Contoh Negara berkembang
2.ChinaNegara berkembang nomor 2 yang megalami kemajuan luar biasa di bidang pasar modal. Hanya dalam tempo kurang dari 5 tahun Cina berhasil mendirikan 4 bursa efek dan 7 bursa berjangka. Pertumbuhan ekonomi china tahun 1998 sebesar 9,6% telah mengangkat GNP perkapita menjadi US$ 1.055. pada saat Negara-negara Asia krisis, China luput dari krisis. Pemerintahan yang menggunakan system satu partai yaitu komunis telah berhasil menstabilkan politik DN dan terjaminnya rasa ama di amsyarakat. System ekonomi yang berubah dari system tertutup (komunis) menjadi system ekonomi terbuka (pasar bebas) telah membawanya menuju kemakmuran.
· Bursa efek
STAQ (securities trading automated quotation system) merupakan bursa efek ansional yang beroperasi di kota-kota besar di china, mulai kota propinsi, kotamadya, dan kabupaten dalam satu jaringan system perdagangan. Hanya dalam waktu 6 tahun dari 1988 ke 1994, jumlah seluruh anggota bursa mencapai 350 perusahaan. Juni 1994, sudah mendapat sambungan jaringan dengan Shanghai Stock Exchange dan Shenzhen Stock Exchange dan terjadi Intermarket trading system. STAQ menggunakan system dealer driven, dimana pembentukan harga saham dilakukan para marketmaker, yaitu tawaran harga beli dan tawaran harga jual suatu saham dating dari para anggota bursa yang menjadi market maker untuk jenis saham tertentu.

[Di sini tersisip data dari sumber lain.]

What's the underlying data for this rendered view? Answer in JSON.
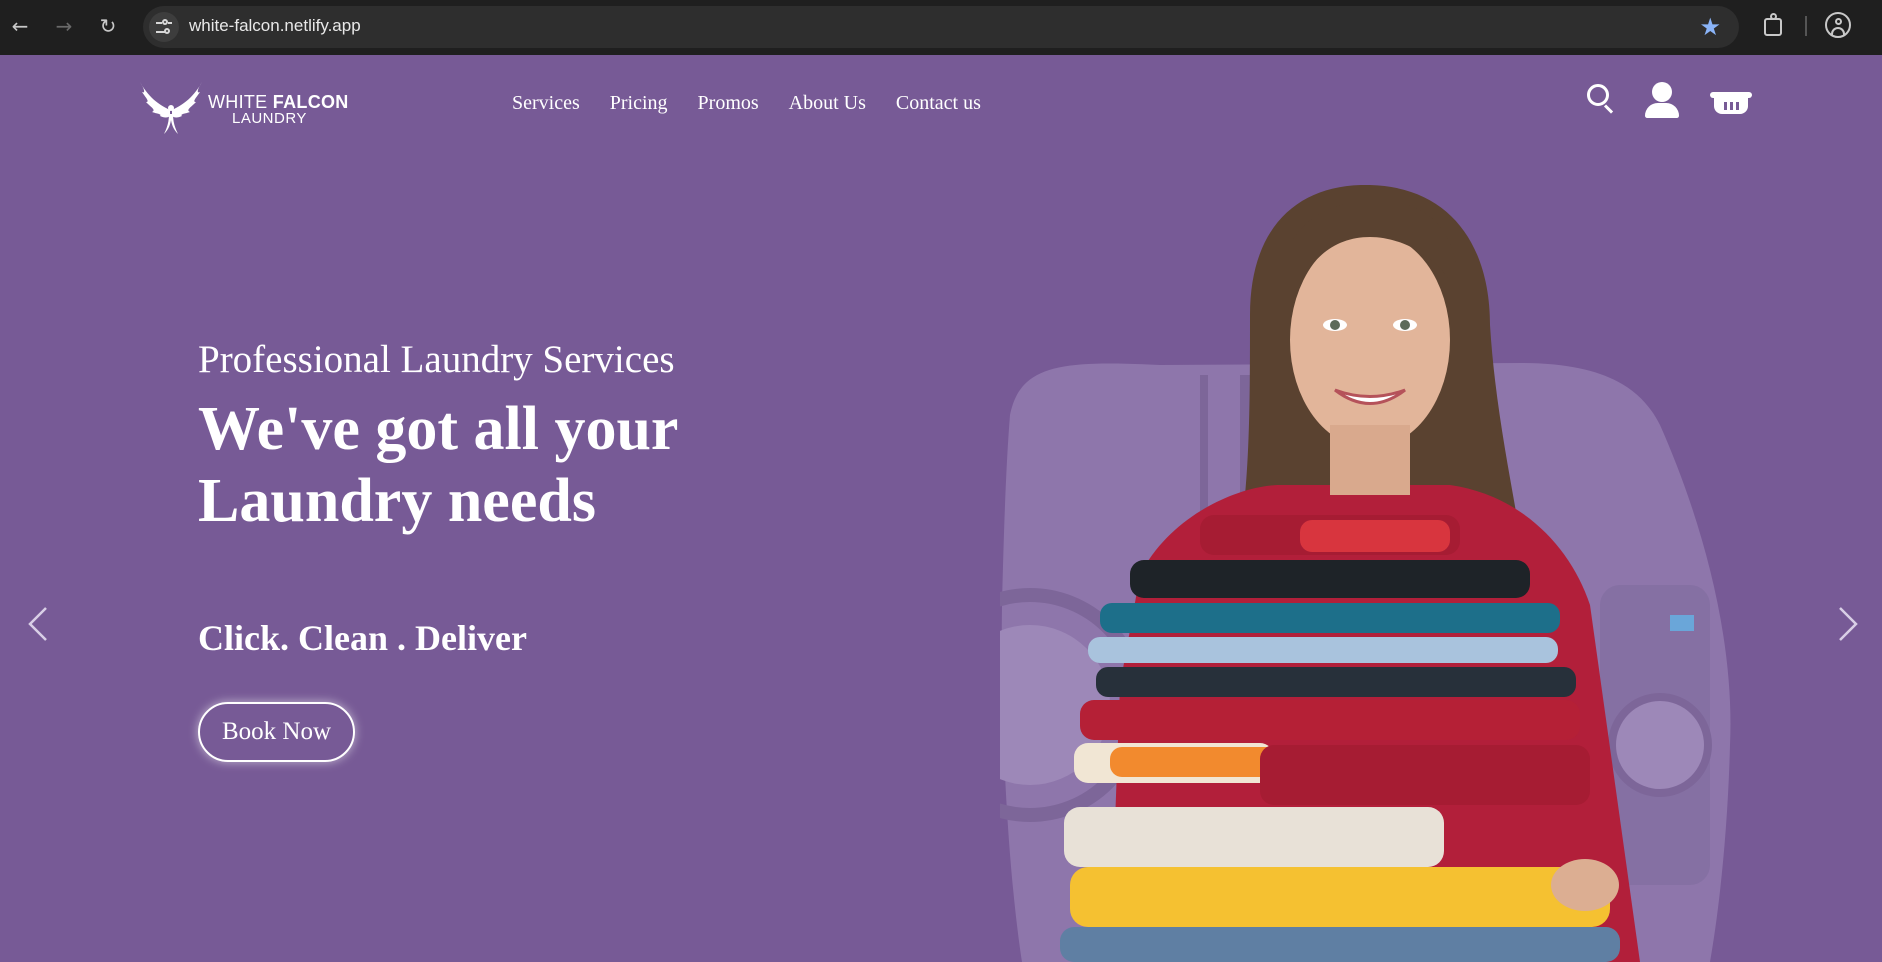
{
  "browser": {
    "url": "white-falcon.netlify.app",
    "icons": {
      "back": "arrow-left-icon",
      "forward": "arrow-right-icon",
      "reload": "reload-icon",
      "site_info": "tune-icon",
      "bookmark": "star-icon",
      "extensions": "puzzle-icon",
      "profile": "account-circle-icon"
    }
  },
  "header": {
    "logo": {
      "line1_light": "WHITE ",
      "line1_bold": "FALCON",
      "line2": "LAUNDRY"
    },
    "nav": [
      "Services",
      "Pricing",
      "Promos",
      "About Us",
      "Contact us"
    ],
    "icons": [
      "search-icon",
      "user-icon",
      "basket-icon"
    ]
  },
  "hero": {
    "subtitle": "Professional Laundry Services",
    "headline": "We've got all your Laundry needs",
    "tagline": "Click. Clean . Deliver",
    "cta_label": "Book Now"
  },
  "colors": {
    "background": "#775a96",
    "chrome": "#1f1f1f",
    "text": "#ffffff",
    "bookmark_star": "#8ab4f8"
  }
}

Shanghai stock exchange dan Shenzhen stock exchange menggunakan order driven, dimana proses pembnetukan harga saham dilakukan oleh para investor dengan harga terbaik atau price priority. Price priority adalah tawaran harga beli tertinggi lebih diutamakan untuk dilakukan transaksi terlebih dahulu, sedangkan tawaran harga jual terendah akan mendapatkan prioritas untuk dilakukan traksaksi terlebih dahulu, dan tawaran harga tsb berasal dari para investor secara lelang (berebut dan bersaing).
Shanghai stock exchange memiliki 554 anggota perusahaan dari semua propinsi, kotamadya dan daerah otonom di seluruh China. Di samping itu, masih ada 25 broker asing sebagai pemegang seat. Jumlah total seat mencapai 3700 seat yang menempati 8 trading floor.selain itu membuka 23 lokasi pusat-pusat perdagangan (exchange center) yang tersebar di berbagai propinsi. Produk yang diperdagangkan saham, obligasi perusahaan, dan obligasi pemerintah.
· Bursa berjangka
Bagi investor efek, bursa berjangka sangat penting sebagai tempat untuk melakukan hedging saham yaitu tindakan melindungi asset yang dimiliki dengan cara menutup kontrak jual atau kontrak beli di pasar berjangka untuk mengurangi kemungkinan kerugian yang akan diderita.